Przed nami ostatnie spotkanie w I rundzie rozgrywek Energa Basket Ligi w sezonie 2022/23. Jednocześnie będzie to nasz pierwszy mecz w nowym roku kalendarzowym. Liczymy więc, że rozpoczniemy go tak samo, jak zakończyliśmy poprzedni.

A warto wspomnieć o tym, że starciem kończącym 2022 rok były derby w Toruniu, które - po bardzo dobrej drugiej połowie - padły naszym łupem. Na wysokości zadania stanęli nasi liderzy w osobach Bena Simonsa, Myke’a Henry’ego, Daniela Szymkiewicza i Mike’a Smitha. Z ławki najlepszy w sezonie mecz rozegrał Nathan Cayo, który w końcówce wziął sprawy w swoje ręce i pod nieobecność wyfaulowanego Pauliusa Petrileviciusa, wykonał bardzo dobrą pracę zwłaszcza pod atakowanym koszem.

Bardzo mocno liczymy więc na to, że i przeciwko MKS-owi nasi liderzy pociągną nas do wygranej oraz, że - być może - objawi się jeszcze jeden nieoczywisty bohater. Pod wieloma względami ekipa z Dąbrowy Górniczej jest mocno podobna do naszej. Tam również koszykarzami, którzy decydują o obliczu zespołu, są zawodnicy zagraniczni. Podczas gdy odsunięty od drużyny jest Alonzo Verge, w ostatnich dwóch spotkaniach najjaśniej świeciły gwiazdy Martina Krampelja oraz Josepha Chealeya.
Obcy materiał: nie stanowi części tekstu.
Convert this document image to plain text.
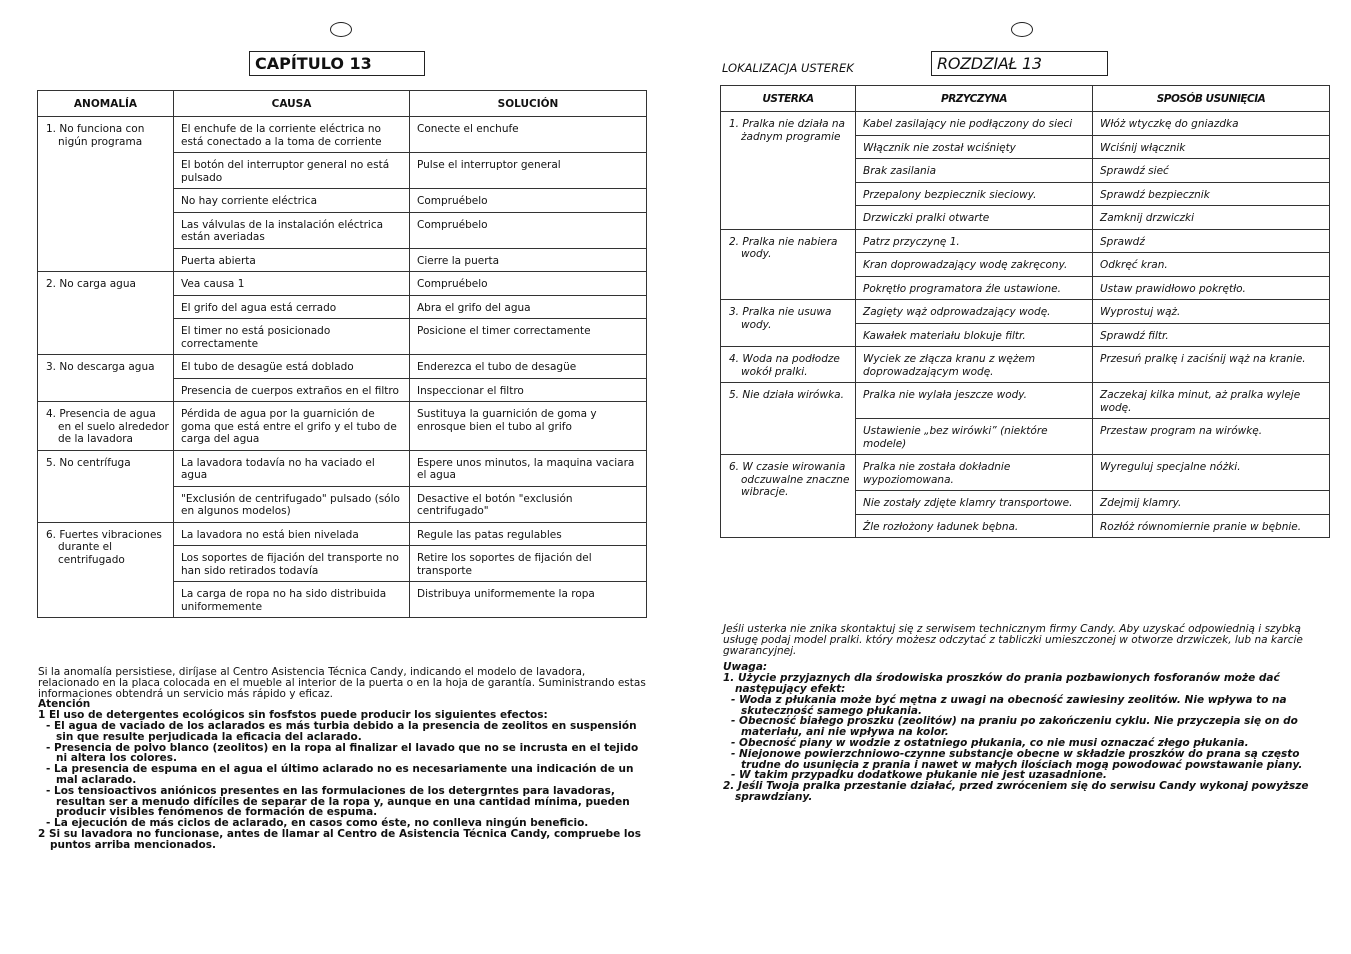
CAPÍTULO 13
ANOMALÍA	CAUSA	SOLUCIÓN

1. No funciona con nigún programa	El enchufe de la corriente eléctrica no está conectado a la toma de corriente	Conecte el enchufe
	El botón del interruptor general no está pulsado	Pulse el interruptor general
	No hay corriente eléctrica	Compruébelo
	Las válvulas de la instalación eléctrica están averiadas	Compruébelo
	Puerta abierta	Cierre la puerta

2. No carga agua	Vea causa 1	Compruébelo
	El grifo del agua está cerrado	Abra el grifo del agua
	El timer no está posicionado correctamente	Posicione el timer correctamente

3. No descarga agua	El tubo de desagüe está doblado	Enderezca el tubo de desagüe
	Presencia de cuerpos extraños en el filtro	Inspeccionar el filtro

4. Presencia de agua en el suelo alrededor de la lavadora	Pérdida de agua por la guarnición de goma que está entre el grifo y el tubo de carga del agua	Sustituya la guarnición de goma y enrosque bien el tubo al grifo

5. No centrífuga	La lavadora todavía no ha vaciado el agua	Espere unos minutos, la maquina vaciara el agua
	"Exclusión de centrifugado" pulsado (sólo en algunos modelos)	Desactive el botón "exclusión centrifugado"

6. Fuertes vibraciones durante el centrifugado	La lavadora no está bien nivelada	Regule las patas regulables
	Los soportes de fijación del transporte no han sido retirados todavía	Retire los soportes de fijación del transporte
	La carga de ropa no ha sido distribuida uniformemente	Distribuya uniformemente la ropa

Si la anomalía persistiese, diríjase al Centro Asistencia Técnica Candy, indicando el modelo de lavadora, relacionado en la placa colocada en el mueble al interior de la puerta o en la hoja de garantía. Suministrando estas informaciones obtendrá un servicio más rápido y eficaz.

Atención

1 El uso de detergentes ecológicos sin fosfstos puede producir los siguientes efectos:

- El agua de vaciado de los aclarados es más turbia debido a la presencia de zeolitos en suspensión sin que resulte perjudicada la eficacia del aclarado.

- Presencia de polvo blanco (zeolitos) en la ropa al finalizar el lavado que no se incrusta en el tejido ni altera los colores.

- La presencia de espuma en el agua el último aclarado no es necesariamente una indicación de un mal aclarado.

- Los tensioactivos aniónicos presentes en las formulaciones de los detergrntes para lavadoras, resultan ser a menudo difíciles de separar de la ropa y, aunque en una cantidad mínima, pueden producir visibles fenómenos de formación de espuma.

- La ejecución de más ciclos de aclarado, en casos como éste, no conlleva ningún beneficio.

2 Si su lavadora no funcionase, antes de llamar al Centro de Asistencia Técnica Candy, compruebe los puntos arriba mencionados.

LOKALIZACJA USTEREK	ROZDZIAŁ 13
USTERKA	PRZYCZYNA	SPOSÓB USUNIĘCIA

1. Pralka nie działa na żadnym programie	Kabel zasilający nie podłączony do sieci	Włóż wtyczkę do gniazdka
	Włącznik nie został wciśnięty	Wciśnij włącznik
	Brak zasilania	Sprawdź sieć
	Przepalony bezpiecznik sieciowy.	Sprawdź bezpiecznik
	Drzwiczki pralki otwarte	Zamknij drzwiczki

2. Pralka nie nabiera wody.	Patrz przyczynę 1.	Sprawdź
	Kran doprowadzający wodę zakręcony.	Odkręć kran.
	Pokrętło programatora źle ustawione.	Ustaw prawidłowo pokrętło.

3. Pralka nie usuwa wody.	Zagięty wąż odprowadzający wodę.	Wyprostuj wąż.
	Kawałek materiału blokuje filtr.	Sprawdź filtr.

4. Woda na podłodze wokół pralki.	Wyciek ze złącza kranu z wężem doprowadzającym wodę.	Przesuń pralkę i zaciśnij wąż na kranie.

5. Nie działa wirówka.	Pralka nie wylała jeszcze wody.	Zaczekaj kilka minut, aż pralka wyleje wodę.
	Ustawienie „bez wirówki” (niektóre modele)	Przestaw program na wirówkę.

6. W czasie wirowania odczuwalne znaczne wibracje.	Pralka nie została dokładnie wypoziomowana.	Wyreguluj specjalne nóżki.
	Nie zostały zdjęte klamry transportowe.	Zdejmij klamry.
	Źle rozłożony ładunek bębna.	Rozłóż równomiernie pranie w bębnie.

Jeśli usterka nie znika skontaktuj się z serwisem technicznym firmy Candy. Aby uzyskać odpowiednią i szybką usługę podaj model pralki. który możesz odczytać z tabliczki umieszczonej w otworze drzwiczek, lub na karcie gwarancyjnej.

Uwaga:

1. Użycie przyjaznych dla środowiska proszków do prania pozbawionych fosforanów może dać następujący efekt:

- Woda z płukania może być mętna z uwagi na obecność zawiesiny zeolitów. Nie wpływa to na skuteczność samego płukania.

- Obecność białego proszku (zeolitów) na praniu po zakończeniu cyklu. Nie przyczepia się on do materiału, ani nie wpływa na kolor.

- Obecność piany w wodzie z ostatniego płukania, co nie musi oznaczać złego płukania.

- Niejonowe powierzchniowo-czynne substancje obecne w składzie proszków do prana są często trudne do usunięcia z prania i nawet w małych ilościach mogą powodować powstawanie piany.

- W takim przypadku dodatkowe płukanie nie jest uzasadnione.

2. Jeśli Twoja pralka przestanie działać, przed zwróceniem się do serwisu Candy wykonaj powyższe sprawdziany.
Dodatkowo w meczu z ekipą Polskiego Cukru Start Lublin z bardzo dobrej strony pokazał się też Trevon Bluiett. Cała wspomniana trójka miała w tym starciu rewelacyjną skuteczność z dystansu – łącznie trafili oni 13 z 18 prób! Choć w dotychczasowych spotkaniach rzuty za trzy nie były szczególnie mocną bronią MKS-u, przeciwko Startowi, i jeszcze wcześniej PGE Spójni, okazały się one jednym z głównych kluczy do wygranej.

Widać wyraźnie, że bez Verge’a, którego próby z dystansu nie były najsilniejszą bronią, gra dąbrowian uległa mocnej zmianie w tym względzie i większa liczba graczy angażuje się w rzuty dystansowe. Z kolei przyjście Ousmane Drame wyraźnie wzmocniło strefę podkoszową MKS-u.

W niedziele czeka nas więc kolejne bardzo ważne spotkanie. Kluczem będzie na pewno ograniczenie poczynań zawodników zagranicznych, ale z dokładnie takim samym planem na mecz wyjdą goście, którzy postarają się wyłączyć z gry Bena Simonsa i sprawić, by bardzo trudno grało się parze Henry-Smith.

W ostatnich tygodniach obie drużyny mają lepszy okres, ale bardzo liczymy na to, że po tym starciu to my będziemy się cieszyć z kolejnych dwóch punków i tym samym zwycięskiego zakończenia I rundy. Początek spotkania z MKS-em Dąbrowa Górnicza w hali SISU Arena o godzinie 17:30. Transmisja odbędzie się na antenie Polsatu Sport Extra.